Kamu bir anlamıyla devlettir, o da zarar etmek istemez. Bir anlamıyla da halktır, tüketicidir. Sosyal konumu ne olursa olsun enerjiyi mümkün olan en düşük fiyatla tüketmek ister. Ama dedik ya, tüm parçalar için zararı "sıfır" olan kâr sistemi yoktur! İşte, böylesine karmaşık enerji yapısında fiyat, parçalar arasında "dolandırılarak" belirlenir. Zarar da tüketiciye yüklenir.
Gerçek ne?
Türkiye'ye dayatılan "piyasa odaklı" enerji düzeni aslında "saçma" bir sistem. Saçmalık, sistemin karmaşık, kaotik, "kimin eli kimin cebinde" bilinmez yapısında. Böyle bir yapıda, diğer tüm "yakıcı" sorunlar bir tarafa, sadece elektriğe 01 Ocak-01 Ekim 2008 tarihleri arasında yapılan toplam yüzde 56.13 zammın arkasındaki "gerçeği" tüm doğrularıyla birilerinin açıklaması lâzım.

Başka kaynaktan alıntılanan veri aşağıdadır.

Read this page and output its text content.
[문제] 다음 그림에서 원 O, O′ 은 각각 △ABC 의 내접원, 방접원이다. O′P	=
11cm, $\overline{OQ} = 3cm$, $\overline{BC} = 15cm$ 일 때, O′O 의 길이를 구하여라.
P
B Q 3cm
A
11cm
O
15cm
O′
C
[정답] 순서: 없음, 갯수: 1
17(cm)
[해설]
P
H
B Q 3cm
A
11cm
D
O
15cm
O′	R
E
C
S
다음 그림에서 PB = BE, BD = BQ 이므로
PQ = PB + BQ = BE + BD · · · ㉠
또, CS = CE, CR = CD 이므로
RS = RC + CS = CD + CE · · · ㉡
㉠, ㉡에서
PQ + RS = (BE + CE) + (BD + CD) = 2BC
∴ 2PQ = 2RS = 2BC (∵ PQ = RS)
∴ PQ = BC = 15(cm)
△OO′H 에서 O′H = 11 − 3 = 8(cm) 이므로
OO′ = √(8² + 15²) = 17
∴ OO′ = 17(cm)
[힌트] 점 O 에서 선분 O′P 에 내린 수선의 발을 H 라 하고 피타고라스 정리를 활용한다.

Gerçeğin doğru, tutarlı açıklamasını hükümet dahil zammın "ana bileşenlerinden" beklemek ne yazık ki "abes" kaçar. Nitekim, zam bileşenlerinin kurduğu "Maliyet Esaslı Fiyatlandırma Mekanizması" gereği fiyatı 01 Ocak 2009'da tekrar artırılacak elektriğin yanında, 01 Kasım'da BOTAŞ üzerinden doğalgaza yapılan zamla ilgili kamu açıklamaları, hem rakamsal hem içerik yönünden gerçeği anlatmıyor. Aksine "gargaraya" getiriyor.
Enerji düzeninin "kaotik" yapısından gerçekleri çekip çıkaran açıklama ise TMMOB Elektrik Mühendisleri Odası Başkanı Musa Çeçen ile Maden Mühendisleri Odası Başkanı Emin Koramaz'dan geliyor. 06 Kasım tarihli o açıklamada, elektrik zamlarının hangi "hesap oyunlarıyla" yürütüldüğü, Kasım 2008 itibariyle yüzde 82'ye ulaşan doğalgaz zamlarının insafsızlığını okumak mümkün.
Açıklama, elektriğiyle doğalgazıyla Türkiye'nin içte ve dışta nasıl bir "söğüşlenme" düzenine sokulduğu yönüyle bilinenleri içerse de, düzenin gerçek yüzünü bir kere daha teşhir ediyor ki, hep edilmeli! Orada görüyorsunuz: Devletin Maliye'si, belediyeleri; o berbat yayıncılığıyla TRT'si vergi, fon ve paylarıyla; özel sektör kârıyla" elektriğin "sırtında". Elektrik ise tüketicinin sırtında.
Bir de, bu insafsız zamları "Türkiye elektriği, doğalgazı Avrupa'dan daha ucuz kullanıyor" diye savunmuyorlar mı? Çeçen-Koramaz belgeliyor: OECD'nin 28 ülkeyi kapsayan "2000=100" bazlı "Enerji Fiyatları Endeksi"nde Türkiye Eylül 2008 itibariyle 603.79 ile enerjinin "en pahalı olduğu ülke. İkinci "en pahalı" hangisi mi? Slovakya 225.70 endeksle… Gerisini siz hesabedin!